Manipulation of live SARS-CoV is biohazardous work, which needs a BSL-3 laboratory. Recent SARS outbreaks due to laboratory escapes of live virus have occurred in Singapore, Taiwan, and China. Safety has therefore become a paramount issue. Initial work on a whole virus IFA requires a high stringency facility, as it is dealing with infectious virus. A diagnostic technique is needed which eliminates the possibility of contamination or the escape of pathogenic virus. Our Spike protein-based IFA which has a comparable detection rate to the two available existing IFAs, could be conducted in a biosafety level 2 (BSL-2) laboratory and is a safer diagnostic procedure than the existing IFAs.
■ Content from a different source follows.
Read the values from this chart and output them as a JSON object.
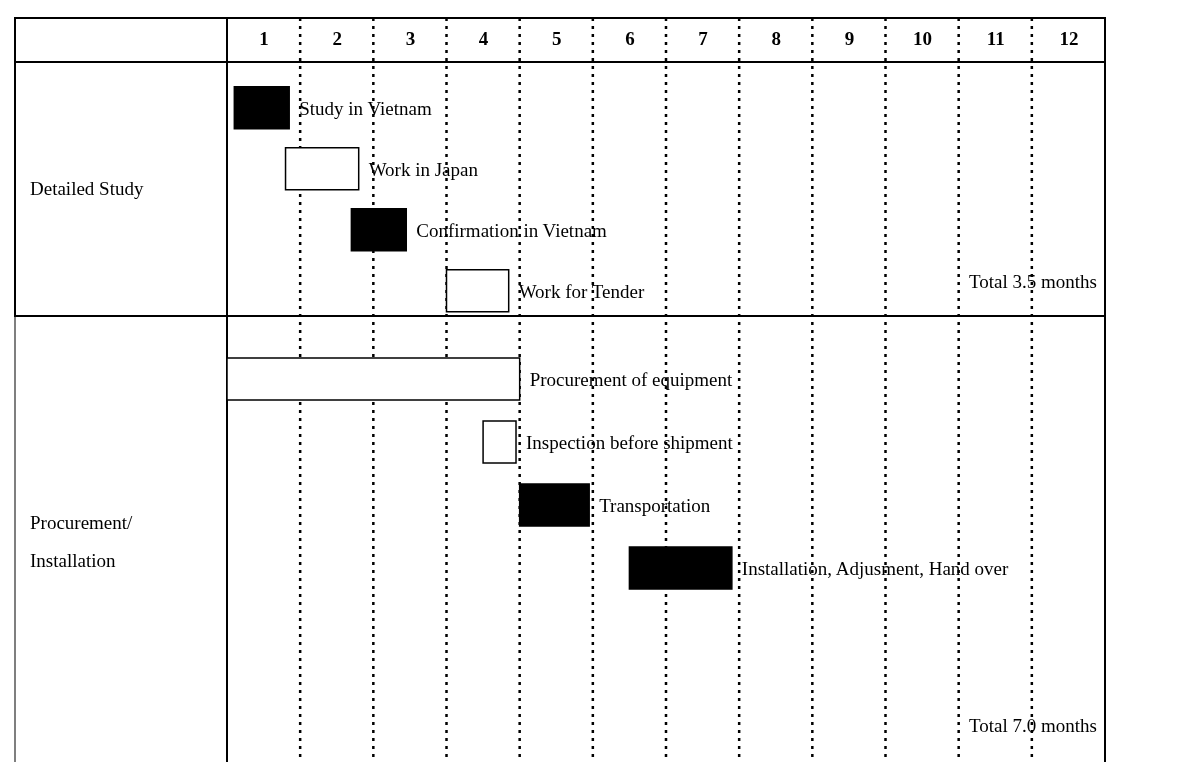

In summary, our Spike protein-based IFA is (1) a cost-effective method to detect antibody against SARS-CoV with little risk of infection; (2) as reliable, sensitive, and accurate as the whole virus-based IFA; and (3) easy to start up, user-friendly, and can be utilized easily in the majority of laboratories without fear of infection. We believe that our Spike protein-based IFA is an appropriate method for daily, routine diagnosis of SARS-CoV infection.